Меня, повторюсь, долго вербовать не пришлось. В одну из пятниц — майский ветер, казалось, раздувал на наших машинах паруса, — на двух служебных Ладах мы отправились на мою премьеру. По правде сказать, я сильно трусил, и даже необходимость обманывать жену не перебило моего волнения. Мне хватило обычного спокойствия и твердости в голосе, чтобы не внушить Наташе подозрений. Куда больше меня беспокоило то, что необходимой уверенности я не смогу внушить своему члену. Я и представить себе не мог, каково это — меняться партнершами, видеть возбужденные органы парней, с которыми делишь один кабинет и даже касаться друг друга телами. При том, что даже по скупым остаткам доносившихся до меня разговоров, я догадывался, что дело происходило именно так: в одной большой комнате, без перегородок и может даже на одной кровати.

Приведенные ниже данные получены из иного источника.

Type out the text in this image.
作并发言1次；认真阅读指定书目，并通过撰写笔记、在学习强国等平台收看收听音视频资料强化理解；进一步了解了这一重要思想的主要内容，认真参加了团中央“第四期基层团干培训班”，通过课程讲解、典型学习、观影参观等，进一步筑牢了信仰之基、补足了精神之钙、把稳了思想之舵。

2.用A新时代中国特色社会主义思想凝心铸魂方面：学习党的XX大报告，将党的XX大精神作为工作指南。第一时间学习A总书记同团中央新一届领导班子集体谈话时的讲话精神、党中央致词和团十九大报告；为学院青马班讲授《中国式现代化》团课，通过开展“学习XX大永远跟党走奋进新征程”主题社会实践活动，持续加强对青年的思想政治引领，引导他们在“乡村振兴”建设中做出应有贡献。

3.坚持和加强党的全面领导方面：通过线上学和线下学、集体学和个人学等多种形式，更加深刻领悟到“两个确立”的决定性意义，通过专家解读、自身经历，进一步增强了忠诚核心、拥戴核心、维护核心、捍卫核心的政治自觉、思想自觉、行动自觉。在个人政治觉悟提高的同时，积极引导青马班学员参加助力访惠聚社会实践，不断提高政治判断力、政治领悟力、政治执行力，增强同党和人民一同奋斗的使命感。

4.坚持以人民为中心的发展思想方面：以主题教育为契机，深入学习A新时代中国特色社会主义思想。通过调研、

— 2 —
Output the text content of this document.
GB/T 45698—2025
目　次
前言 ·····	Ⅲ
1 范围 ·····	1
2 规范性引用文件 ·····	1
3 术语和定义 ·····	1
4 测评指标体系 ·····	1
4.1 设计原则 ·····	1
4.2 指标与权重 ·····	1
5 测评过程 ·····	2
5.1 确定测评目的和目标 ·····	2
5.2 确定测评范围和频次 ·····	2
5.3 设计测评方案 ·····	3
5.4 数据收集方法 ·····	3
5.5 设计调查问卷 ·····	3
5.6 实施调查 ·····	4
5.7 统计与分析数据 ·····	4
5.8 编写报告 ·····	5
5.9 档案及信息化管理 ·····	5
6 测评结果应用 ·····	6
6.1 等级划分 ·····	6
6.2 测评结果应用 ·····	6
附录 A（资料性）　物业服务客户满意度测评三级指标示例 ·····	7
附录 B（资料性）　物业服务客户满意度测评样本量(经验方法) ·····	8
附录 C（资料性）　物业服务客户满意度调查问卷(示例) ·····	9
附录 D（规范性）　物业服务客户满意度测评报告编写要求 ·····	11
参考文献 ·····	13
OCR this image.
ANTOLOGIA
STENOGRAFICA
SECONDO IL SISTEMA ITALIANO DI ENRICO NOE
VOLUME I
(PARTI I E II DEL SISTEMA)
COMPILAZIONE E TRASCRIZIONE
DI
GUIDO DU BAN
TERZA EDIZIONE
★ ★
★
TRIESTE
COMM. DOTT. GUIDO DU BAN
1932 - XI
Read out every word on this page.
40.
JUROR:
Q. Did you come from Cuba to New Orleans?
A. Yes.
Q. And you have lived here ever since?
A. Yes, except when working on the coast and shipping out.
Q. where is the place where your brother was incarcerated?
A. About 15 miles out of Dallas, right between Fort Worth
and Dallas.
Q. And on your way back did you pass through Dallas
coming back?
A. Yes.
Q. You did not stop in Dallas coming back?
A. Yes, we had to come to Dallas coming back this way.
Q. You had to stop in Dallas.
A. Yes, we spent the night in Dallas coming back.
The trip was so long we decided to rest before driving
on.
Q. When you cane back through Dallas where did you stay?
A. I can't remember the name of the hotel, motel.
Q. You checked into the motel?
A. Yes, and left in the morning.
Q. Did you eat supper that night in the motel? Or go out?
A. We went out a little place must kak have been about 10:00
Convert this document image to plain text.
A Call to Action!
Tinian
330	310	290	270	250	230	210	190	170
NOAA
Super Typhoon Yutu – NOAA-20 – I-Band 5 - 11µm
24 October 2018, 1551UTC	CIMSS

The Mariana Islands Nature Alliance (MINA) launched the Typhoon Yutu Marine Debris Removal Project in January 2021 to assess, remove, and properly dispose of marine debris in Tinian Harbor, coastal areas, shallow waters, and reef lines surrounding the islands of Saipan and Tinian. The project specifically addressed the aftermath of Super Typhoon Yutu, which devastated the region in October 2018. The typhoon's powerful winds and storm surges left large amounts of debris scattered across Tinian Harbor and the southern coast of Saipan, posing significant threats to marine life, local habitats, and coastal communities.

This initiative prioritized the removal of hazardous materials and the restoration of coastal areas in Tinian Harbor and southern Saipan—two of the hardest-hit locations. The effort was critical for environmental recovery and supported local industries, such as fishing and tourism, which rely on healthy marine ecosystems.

Я оказался прав: парни предпочитали коллективное грехопадение, при этом мои собственные опасения оказались не прочнее мыльного пузыря. Мы раздевались вместе — четверо мужчин и две женщины, и я так и не понял, в какую секунду лопнул страх, а сам я из кролика превратился в удава.
Трахались мы «Новой заре», обшарпанной с фасада гостинице с темными коридорами и советской мебелью в номерах. Гостиница состояла на балансе Пресненского района и была обречена, но директору каждый раз удавалось отстоять здание — не в последнюю очередь, благодаря умению подстраиваться под запросы государственных структур. Однажды у стойки администратора, столкнувшись с делегацией районной прокуратуры, мы сделали вид, что прибыли с плановой проверкой. Осторожные взгляды прокурорских работников говорили о том, что коллегам из райотдела милиции они рады не больше нашего. Их, как и нас, ждал просторный номер и готовые на многое девушки.